Rapat koordinasi tersebut diikuti oleh unsur Badan Kesatuan Bangsa dan Politik Kabupaten Bandung, unsur Polri, unsur Kejaksaan dan jajaran Forkopimda lainnya.
Bupati Bandung H M Dadang Supriatna diwakili Asisten Administrasi Umum Setda Kabupaten Bandung Hj. Nina Setiana mengatakan, kehadiran para peserta rapat koordinasi ini menjadi bukti komitmen dan tanggungjawab bersama, dalam rangka memperkuat kapasitas para pemangku kepentingan mengenai penanganan kasus kejahatan perempuan dan anak.
Nina mengatakan, dari jumlah penduduk Kabupaten Bandung sekitar 3.666.156 jiwa, di antaranya sebanyak 1.797.147 jiwa adalah penduduk perempuan dan hampir sepertiga dari jumlah penduduk Kabupaten Bandung adalah anak-anak.
“Hal ini menunjukkan bahwa perempuan dan anak merupakan potensi yang sangat penting. Anak sebagai generasi penerus masa depan bangsa,” kata Nina dalam sambutannya.

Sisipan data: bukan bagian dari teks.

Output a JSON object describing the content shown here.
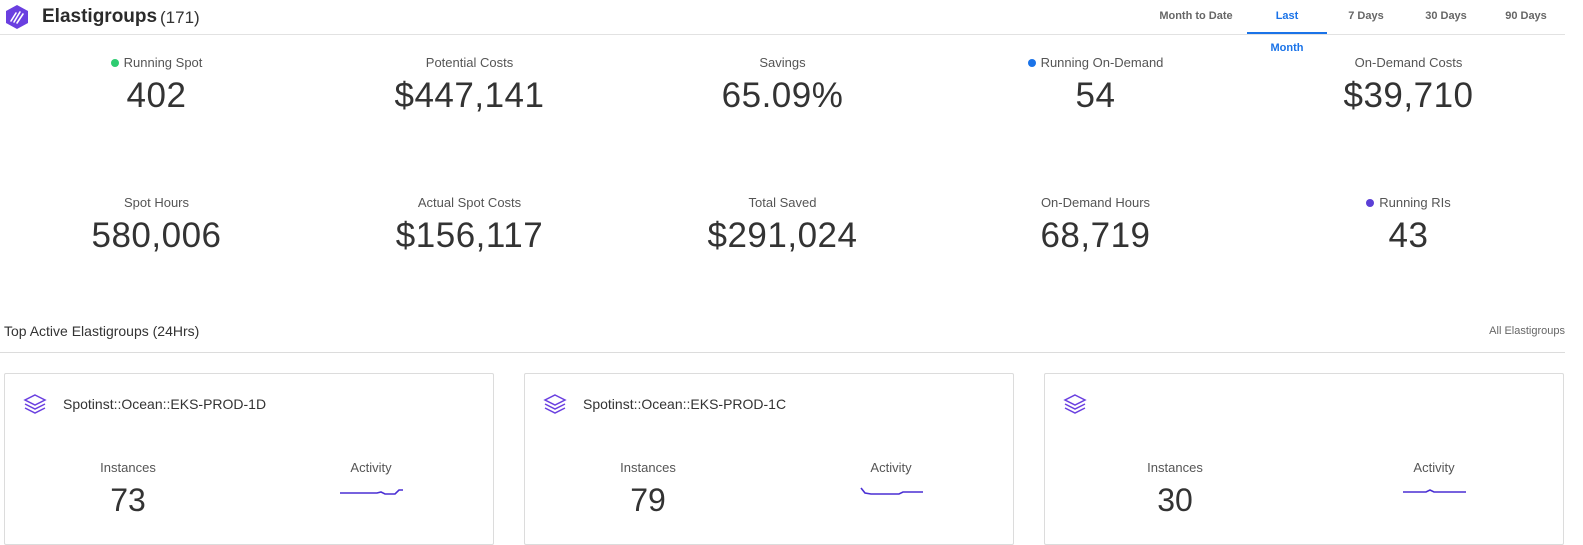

Ia pun menyebutkan anak penentu kualitas sumber daya manusia yang akan datang menjadi pilar utama pembangunan nasional di masa yang akan datang. Sehingga perlu ditingkatkan kualitasnya dan mendapatkan perlindungan secara sungguh-sungguh dari semua elemen masyarakat.
“Begitupun perempuan, sebagai insan yang melahirkan generasi-generasi penerus bangsa, membentuk karakter, mendidik dengan penuh kasih sayang juga memiliki peran penting dalam pembangunan. Mereka perlu mendapatkan perhatian dan perlindungan,” tutur Nina.
Menurutnya, perempuan dan anak jmberhak mendapatkan perlindungan dari segala permasalahan yang melanggar hak asasi manusia seperti kekerasan dengan segala bentuk dan jenisnya, diskriminasi disegala bidang pembangunan serta perampasan hak milik sebagai hak yang harus dilindungi oleh pemerintah dan masyarakat.
Hal tersebut lanjut Nina, sesuai dengan jaminan yang diberikan UUD 45, yang melindungi hak asasi manusia termasuk hak asasi perempuan dan anak. “Walaupun ada jaminan dari Undang-Undang Dasar dan Undang-Undang yang dimaksudkan melindungi perempuan dan anak dari kekerasan, ternyata kasus perempuan dan anak tidak menurun dan cenderung bertambah. Jumlah kasus yang dilaporkan ternyata jauh lebih sedikit dibandingkan dengan jumlah kasus sebenarnya,” ujarnya.
Hal ini karena, kata Nina, pada umumnya perempuan dan anak korban kekerasan, sering merasa ragu maupun takut dalam melaporkan kekerasan yang dialaminya. “Atau ada kendala lain seperti sulitnya akses dalam mencapai layanan pengaduan dan kurangnya informasi yang dimiliki perempuan dan anak,” ungkapnya.
Menurutnya, kebutuhan perempuan dan anak korban kekerasan harus mendapatkan perhatian. “Baik itu penanganan pengaduan, pelayanan kesehatan, bantuan hukum, rehabilitasi sosial, dan reintegrasi sosial,” ujarnya.